Two new approaches to estate tax planning
There are two approaches to federal estate tax planning under the new law: the “get it out of the estate” approach or the “keep it in the estate” approach. The “get it out of the estate” approach involves using the now-higher gift tax exemption to transfer assets out of the client’s estate. This approach may be appropriate for older clients because who no longer need some of their assets. Younger clients, however, may be hesitant to move large amounts of assets out of their estate. They may choose the “keep it in the estate” approach and use the higher federal estate tax exemptions and the ability to transfer unused estate tax exemptions to the surviving spouse.
Wait-and-See estate plan
One “keep it in the estate” approach is called the Wait-and-See estate plan. This approach uses a combination of life insurance and trusts in a way that offers clients flexibility to support changing circumstances throughout their lives. It is a strategy for married couples who want to maintain control of – and access to – life insurance policies that eventually will be used to fund their legacy, estate taxes, or both. This approach uses a credit shelter trust established at the death of the first spouse. A credit shelter trust typically is funded with assets up to the federal estate tax exclusion. The value used in funding the trusts is the fair market value of the asset at the time of the death of the owner. Traditionally, this trust is funded with assets that may appreciate in value because they will not be included in the estate of the other spouse. There are two techniques for the Wait-and-See estate planning: the one policy approach and the two policy approach.

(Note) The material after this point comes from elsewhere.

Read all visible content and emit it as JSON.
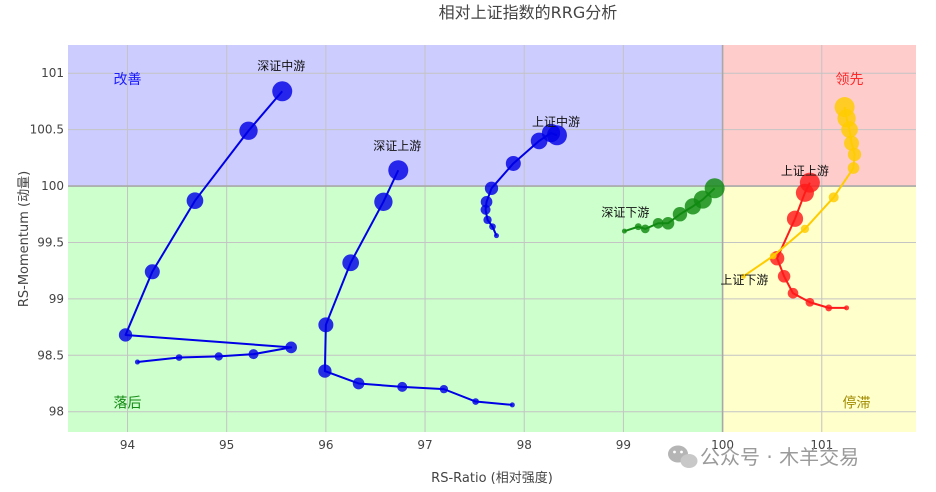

The one policy strategy typically is used in common law states and instances where there is a clearly mortality inferior spouse. It includes a second-to-die life insurance policy owned by the spouse who is mortality inferior (typically the husband). Because the life insurance policy is in the married couple’s estate, they can use it to accumulate wealth and supplement retirement income. When the husband dies, the second-to-die policy will fund the credit shelter trust during the administration of his estate. The value of the policy for estate tax purposes will not be the death benefit but its fair market value, which should be close to the cash value. When the mortality superior spouse (typically the wife) dies, the death benefit will be outside of her estate and paid to beneficiaries of the estate plan.
However, if the wife dies first, the husband may wish to transfer the policy to an Irrevocable Life Insurance Trust (ILIT), bringing into play the three year estate inclusion rule. There are three ways to deal with the three year rule. One way is to sell the policy to the ILIT instead of giving it. A bona fide sale of a life insurance policy avoids the three-year rule. A second way is to purchase a short term policy to cover the extra estate tax liability for keeping the death benefit in the estate. The final way is to use a rider on the policy where the life insurance company allows the surviving spouse to buy an additional four-year term death benefit. An additional cost and restriction may apply to the use of such a rider.
The two policy approach involves cross-ownership of single life insurance policies by the spouses. The husband will own a life insurance policy on the wife and vice versa. When the first spouse dies, the policy on the survivor is placed in a credit shelter trust in the first spouse’s estate. Again, the value of the policy for estate tax purposes will be its fair market value. The two policy approach is used in community property states and with younger clients who want income replacement after the first death.
In conclusion, the Wait-and-See approach provides: 1) an opportunity for clients who want to own life insurance policies during their lifetimes, and 2) estate planning flexibility to adapt to the ever-changing federal estate tax laws.
This information is a general discussion of the relevant federal tax laws. It is not intended – nor can it be used by any taxpayer – for the purpose of avoiding federal tax penalties. This information is provided to support the promotion or marketing of ideas that may benefit a taxpayer. Taxpayers should seek the advice of their own tax and legal advisors regarding any tax and legal issues applicable to their specific circumstances.